July 18, 2006

I'd Love To, But....

After dishing out one insanely stupefying pick-up line after another for two continuous blog entries, I fear I may have discouraged some singletons from boldly venturing into the town’s most happening joints and partying on their own in trepidation of being bamboozled by overconfident strangers armed with sickeningly glib tongues. Bachelorettes, it’s time to stop the fretting! This one is for you.

Below are sassy comebacks you can use to effectively ward off unwelcome advances from the opposite sex. Commit them to memory so that you will not be caught dead in a speechless state of bewilderment the next time you are thrown a staggeringly cheesy pick-up line.

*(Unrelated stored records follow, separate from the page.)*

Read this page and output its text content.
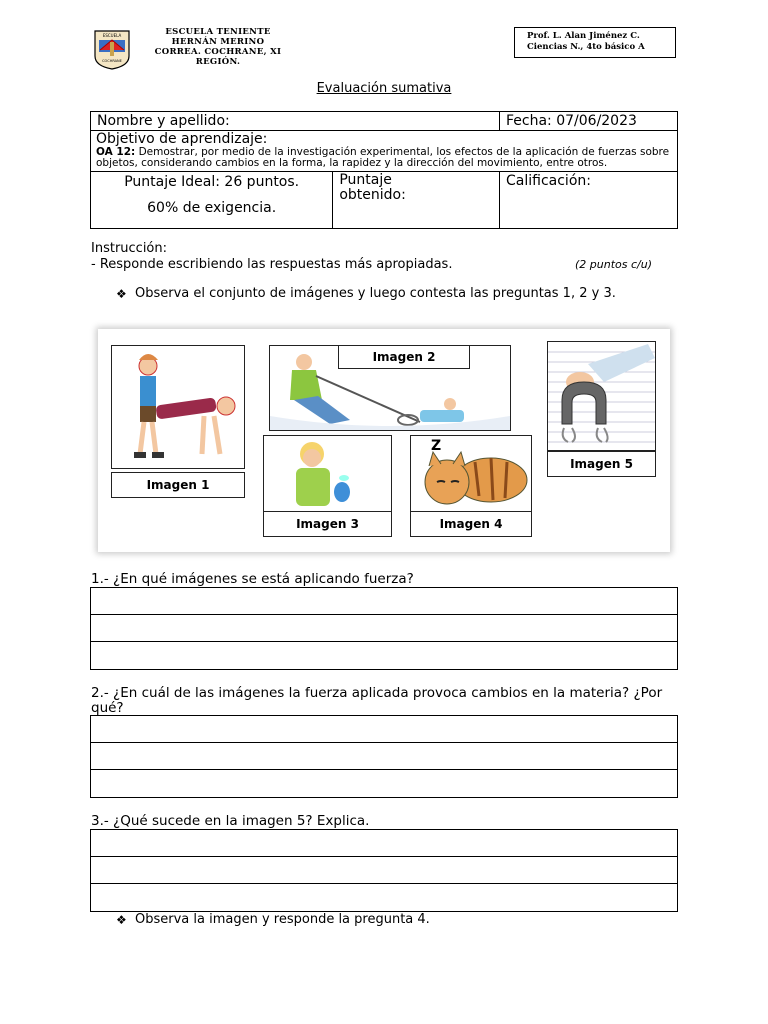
ESCUELA
COCHRANE
ESCUELA TENIENTE
HERNÁN MERINO
CORREA. COCHRANE, XI
REGIÓN.
Prof. L. Alan Jiménez C.
Ciencias N., 4to básico A
Evaluación sumativa
Nombre y apellido:		Fecha: 07/06/2023

Objetivo de aprendizaje:
OA 12: Demostrar, por medio de la investigación experimental, los efectos de la aplicación de fuerzas sobre objetos, considerando cambios en la forma, la rapidez y la dirección del movimiento, entre otros.		

Puntaje Ideal: 26 puntos.
60% de exigencia.	Puntaje obtenido:	Calificación:
Instrucción:
- Responde escribiendo las respuestas más apropiadas.	(2 puntos c/u)
❖ Observa el conjunto de imágenes y luego contesta las preguntas 1, 2 y 3.
Imagen 1
Imagen 2
Imagen 3
Z
Imagen 4
Imagen 5
1.- ¿En qué imágenes se está aplicando fuerza?
2.- ¿En cuál de las imágenes la fuerza aplicada provoca cambios en la materia? ¿Por qué?
3.- ¿Qué sucede en la imagen 5? Explica.
❖ Observa la imagen y responde la pregunta 4.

When someone icky comes on to you, simply answer:


continue by choosing from the various options listed:

1. I have to floss my cat.
2. The man on television told me to stay tuned.
3. I have some real hard words to look up in the dictionary.
4. I’m staying home to work on my cottage cheese sculpture.
5. I have to go to the post office to see if I’m still wanted.
6. I’m attending the opening of my garage door.
7. I don’t want to leave my comfort zone.
8. I’m teaching my ferret to yodel.
9. I have to fulfill my potential.
10. My subconscious says no.
11. I made an appointment with a cuticle specialist.
12. I’m having all my plants neutered.
13. I never go out on days that end in “Y”.
14. I have too much guilt.
15. I promised to help a friend fold road maps.
16. I have to check the freshness dates on my dairy products.
17. I feel a song coming on.
18. I’m trying to be less popular.
19. You know how we psychos are.
20. I have to study for a blood test.
21. I’m observing National Apathy Week.
22. I have to fluff my shower cap.
23. My plot to take over the world is thickening.
24. I’m trying to see how long I can go without saying yes.
25. I’m having my baby shoes bronzed.
26. There’s a disturbance in the force.
27. I’m going to count the bristles in my toothbrush.
28. I have to jog my memory.
29. My palm reader advised against it.
30. I prefer to remain an enigma.

BwaHaHaHa! Now go forth and have fun with it!!!